MongoDB Connector (source)


I’ve been using the MongoDB Connector for Kafka Connect for a while on a Kubernetes cluster (using the Strimzi operator for deployment/config). Until now all seems to have been working perfectly well… tbh it still is working well until I hit very high load. In this case I am seeing the distribution of messages across topic partitions to be uneven. I would say that 50% of the partitions are not really being utilised.

According the the Kafka Connect docs it is down to the producer to define the partitioner in use and I do not see a place this could be configured with the MongoDB connector.
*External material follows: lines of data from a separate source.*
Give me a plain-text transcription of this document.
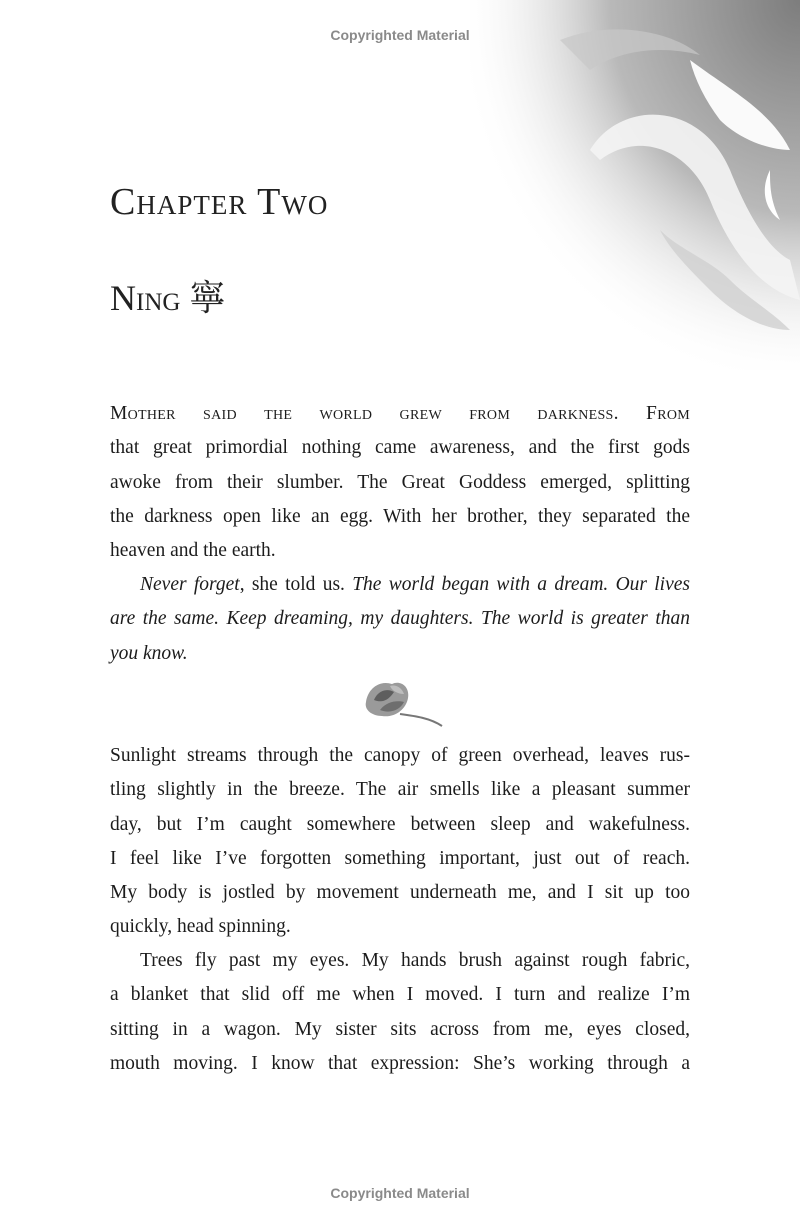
Copyrighted Material
Chapter Two
Ning 寧
Mother said the world grew from darkness. From
that great primordial nothing came awareness, and the first gods
awoke from their slumber. The Great Goddess emerged, splitting
the darkness open like an egg. With her brother, they separated the
heaven and the earth.
Never forget, she told us. The world began with a dream. Our lives
are the same. Keep dreaming, my daughters. The world is greater than
you know.
Sunlight streams through the canopy of green overhead, leaves rus-
tling slightly in the breeze. The air smells like a pleasant summer
day, but I’m caught somewhere between sleep and wakefulness.
I feel like I’ve forgotten something important, just out of reach.
My body is jostled by movement underneath me, and I sit up too
quickly, head spinning.
Trees fly past my eyes. My hands brush against rough fabric,
a blanket that slid off me when I moved. I turn and realize I’m
sitting in a wagon. My sister sits across from me, eyes closed,
mouth moving. I know that expression: She’s working through a
Copyrighted Material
So my question is this… is the connector using the DefaultPartitioner, and if so is it possible to force round-robin behaviour?

Thanks. :slight_smile:

As an update I figured out that the normal Kafka producer config can be passed down to the connector specifying the desired partitioner (partitioner.class). However I am still seeing half of the partitions for a topic unused. As a test I manually published to one of the unused partitions which worked fine.
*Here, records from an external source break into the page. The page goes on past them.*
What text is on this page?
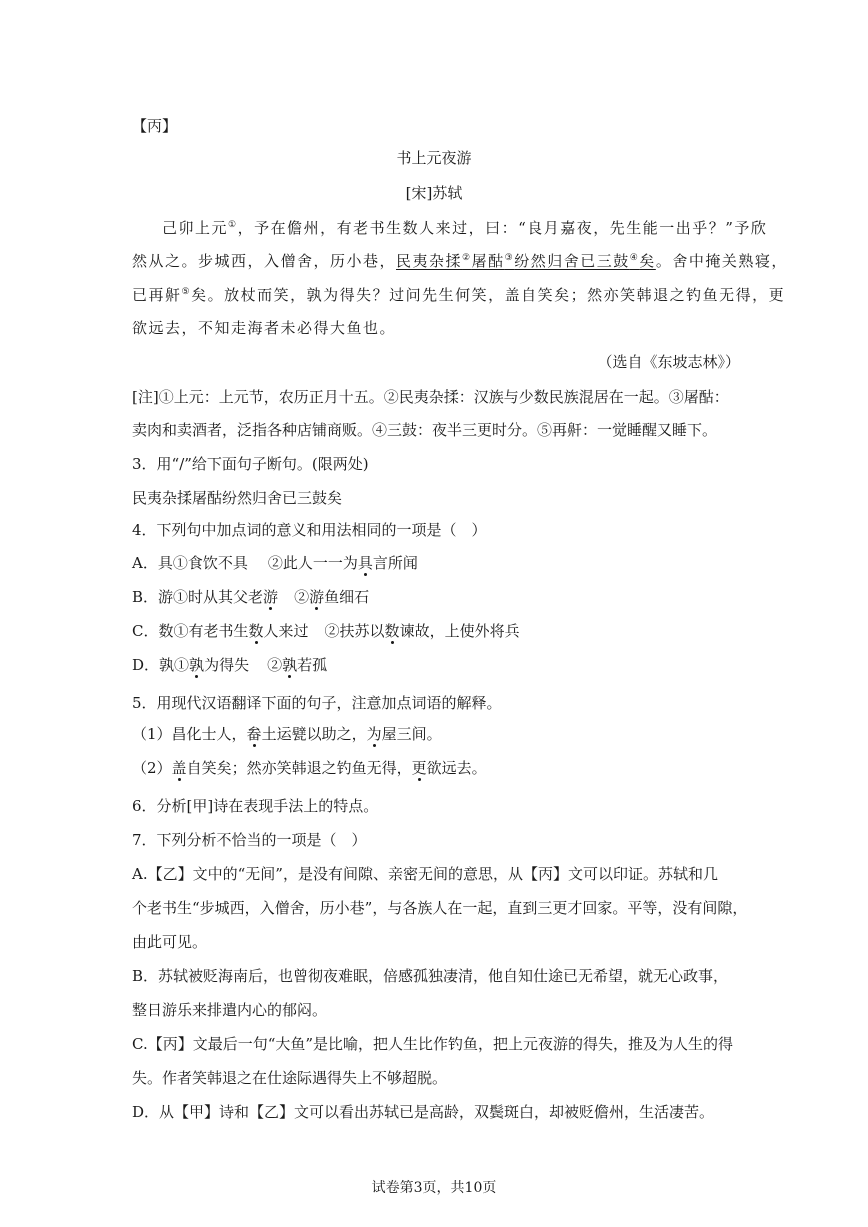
【丙】
书上元夜游
[宋]苏轼
己卯上元①，予在儋州，有老书生数人来过，曰：“良月嘉夜，先生能一出乎？”予欣
然从之。步城西，入僧舍，历小巷，民夷杂揉②屠酤③纷然归舍已三鼓④矣。舍中掩关熟寝，
已再鼾⑤矣。放杖而笑，孰为得失？过问先生何笑，盖自笑矣；然亦笑韩退之钓鱼无得，更
欲远去，不知走海者未必得大鱼也。
（选自《东坡志林》）
[注]①上元：上元节，农历正月十五。②民夷杂揉：汉族与少数民族混居在一起。③屠酤：
卖肉和卖酒者，泛指各种店铺商贩。④三鼓：夜半三更时分。⑤再鼾：一觉睡醒又睡下。
3．用“/”给下面句子断句。(限两处)
民夷杂揉屠酤纷然归舍已三鼓矣
4．下列句中加点词的意义和用法相同的一项是（　）
A．具①食饮不具 ②此人一一为具言所闻
B．游①时从其父老游 ②游鱼细石
C．数①有老书生数人来过 ②扶苏以数谏故，上使外将兵
D．孰①孰为得失 ②孰若孤
5．用现代汉语翻译下面的句子，注意加点词语的解释。
（1）昌化士人，畚土运甓以助之，为屋三间。
（2）盖自笑矣；然亦笑韩退之钓鱼无得，更欲远去。
6．分析[甲]诗在表现手法上的特点。
7．下列分析不恰当的一项是（　）
A.【乙】文中的“无间”，是没有间隙、亲密无间的意思，从【丙】文可以印证。苏轼和几
个老书生“步城西，入僧舍，历小巷”，与各族人在一起，直到三更才回家。平等，没有间隙，
由此可见。
B．苏轼被贬海南后，也曾彻夜难眠，倍感孤独凄清，他自知仕途已无希望，就无心政事，
整日游乐来排遣内心的郁闷。
C.【丙】文最后一句“大鱼”是比喻，把人生比作钓鱼，把上元夜游的得失，推及为人生的得
失。作者笑韩退之在仕途际遇得失上不够超脱。
D．从【甲】诗和【乙】文可以看出苏轼已是高龄，双鬓斑白，却被贬儋州，生活凄苦。
试卷第3页，共10页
So the question remains… why would half of the partitions for a perfectly valid Kafka topic not be published to by the Kafka Connect connector?

what partitioner did you set for partitioner.class?

I had thought that I was using the default class, however in the end I found an override that was using the round-robin partitioner. After dropping that and reverting to the defaults the distribution of messages was pretty even across the partitions. :slight_smile: